Kavanagh acknowledged it might be difficult to convince voters to let lawmakers raid that fund and others dedicated to specific programs like smoking cessation programs and buying land for conservation. But he said they need to realize that the alternative is far worse.
"If we don't get that money, we'll be shutting down all the state parks because there just is no money left to run this government," he said. "You just can't have bank accounts overflowing with cash that some of these groups aren't even spending."
Kavanagh said there are better uses for those dollars than programs designed to help get small children off to a better education start.
"I'd rather be spending that money for preschool children health care and other issues that they need," he said.
Liz Barker Alvarez, spokeswoman for the First Things First program, said lawmakers should keep their hands off the cash.
"The voters gave us our charge, and we are holding firm to the responsibility they gave us," she said in a written response to questions. "The legislature needs to do the same."
She said it is the state's obligation to fund "safety net" services.
"If there is a question about why sick children in Arizona don't have access to the health care they need - or any other safety net services - then that's a question for the Legislature, since it is their responsibility to fund those basic services," she said. Anyway, she continued, all of the funds her organization has received already are committed to programs and services that have been identified by individual communities as what they want for children and families.
Gubernatorial press aide Paul Senseman noted that Brewer endorsed the idea in March of giving lawmakers more flexibility in spending money that voters had earmarked for other purposes.
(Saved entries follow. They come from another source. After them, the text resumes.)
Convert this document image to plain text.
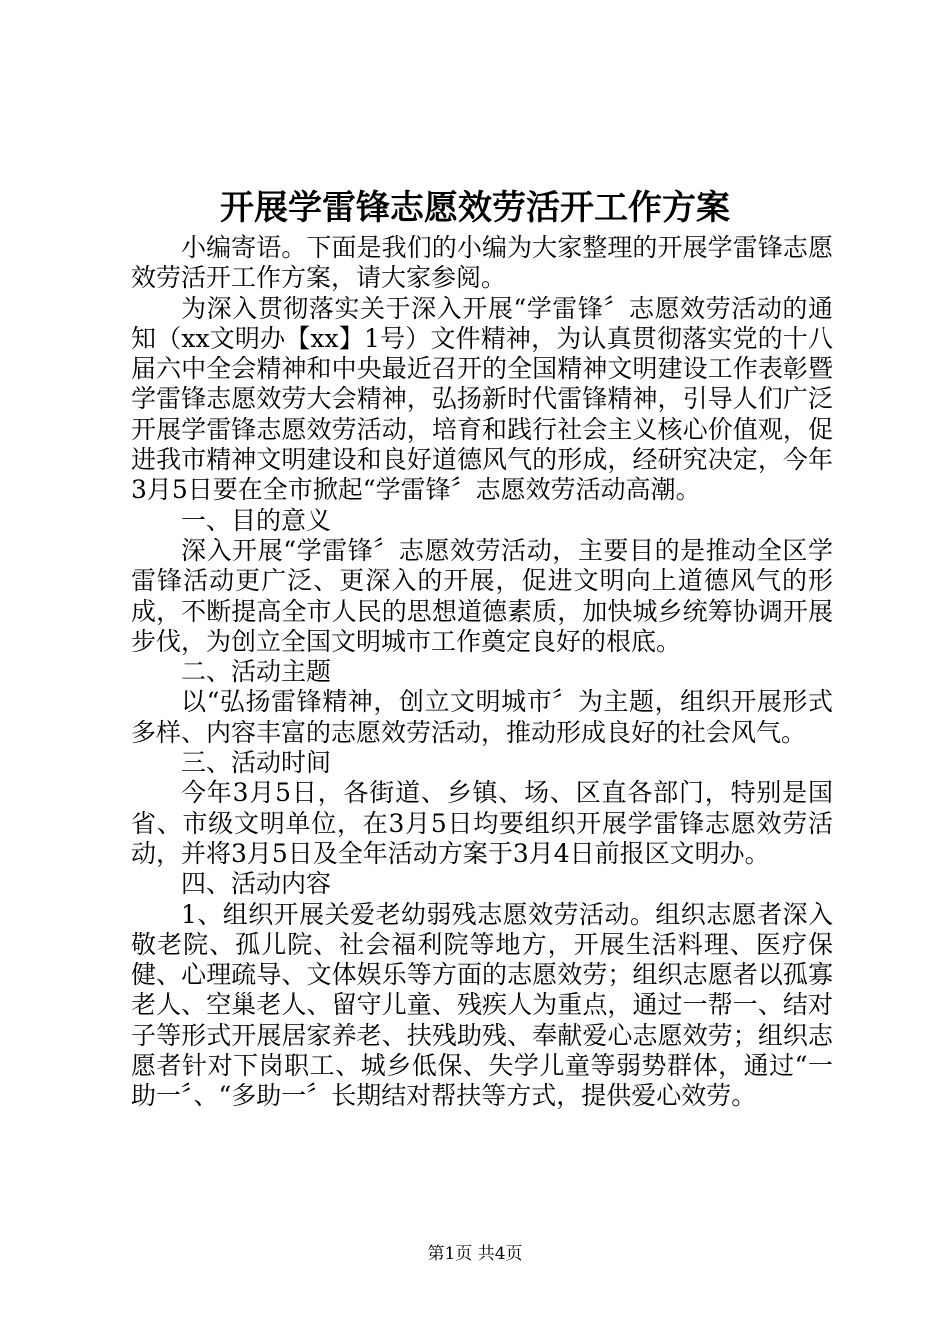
开展学雷锋志愿效劳活开工作方案

小编寄语。下面是我们的小编为大家整理的开展学雷锋志愿效劳活开工作方案，请大家参阅。

为深入贯彻落实关于深入开展“学雷锋〞志愿效劳活动的通知（xx文明办【xx】1号）文件精神，为认真贯彻落实党的十八届六中全会精神和中央最近召开的全国精神文明建设工作表彰暨学雷锋志愿效劳大会精神，弘扬新时代雷锋精神，引导人们广泛开展学雷锋志愿效劳活动，培育和践行社会主义核心价值观，促进我市精神文明建设和良好道德风气的形成，经研究决定，今年3月5日要在全市掀起“学雷锋〞志愿效劳活动高潮。

一、目的意义

深入开展“学雷锋〞志愿效劳活动，主要目的是推动全区学雷锋活动更广泛、更深入的开展，促进文明向上道德风气的形成，不断提高全市人民的思想道德素质，加快城乡统筹协调开展步伐，为创立全国文明城市工作奠定良好的根底。

二、活动主题

以“弘扬雷锋精神，创立文明城市〞为主题，组织开展形式多样、内容丰富的志愿效劳活动，推动形成良好的社会风气。

三、活动时间

今年3月5日，各街道、乡镇、场、区直各部门，特别是国省、市级文明单位，在3月5日均要组织开展学雷锋志愿效劳活动，并将3月5日及全年活动方案于3月4日前报区文明办。

四、活动内容

1、组织开展关爱老幼弱残志愿效劳活动。组织志愿者深入敬老院、孤儿院、社会福利院等地方，开展生活料理、医疗保健、心理疏导、文体娱乐等方面的志愿效劳；组织志愿者以孤寡老人、空巢老人、留守儿童、残疾人为重点，通过一帮一、结对子等形式开展居家养老、扶残助残、奉献爱心志愿效劳；组织志愿者针对下岗职工、城乡低保、失学儿童等弱势群体，通过“一助一〞、“多助一〞长期结对帮扶等方式，提供爱心效劳。

第1页 共4页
But Senseman said the governor's position on a special election depends on seeing more specifics from Kavanagh.
"We'll look forward to hearing more details," he said.
The underlying problem is that tax collections this year are expected to total only $6.4 billion. But the state is spending more than $10 billion.
Some of that is being made up with federal stimulus dollars, accounting maneuvers and the sale of $735 million worth of state buildings. But even with all of that, Richard Stavneak, staff director of the Joint Legislative Budget Committee, said the books are still nearly $2 billion out of balance.
Stavneak said there are indications that the economy will be slightly better next budget year.
He cautioned, though, that doesn't mean the economy will be back on its feet. In fact, the revenues for next year are estimated at just $7.2 billion, and $7.7 billion the year after that - the amount of money Arizona collected in the 2005 fiscal year.
And there is no estimate as to when revenues will return to what they were in 2007 - before the recession - when Arizona collected more than $9.6 billion in taxes.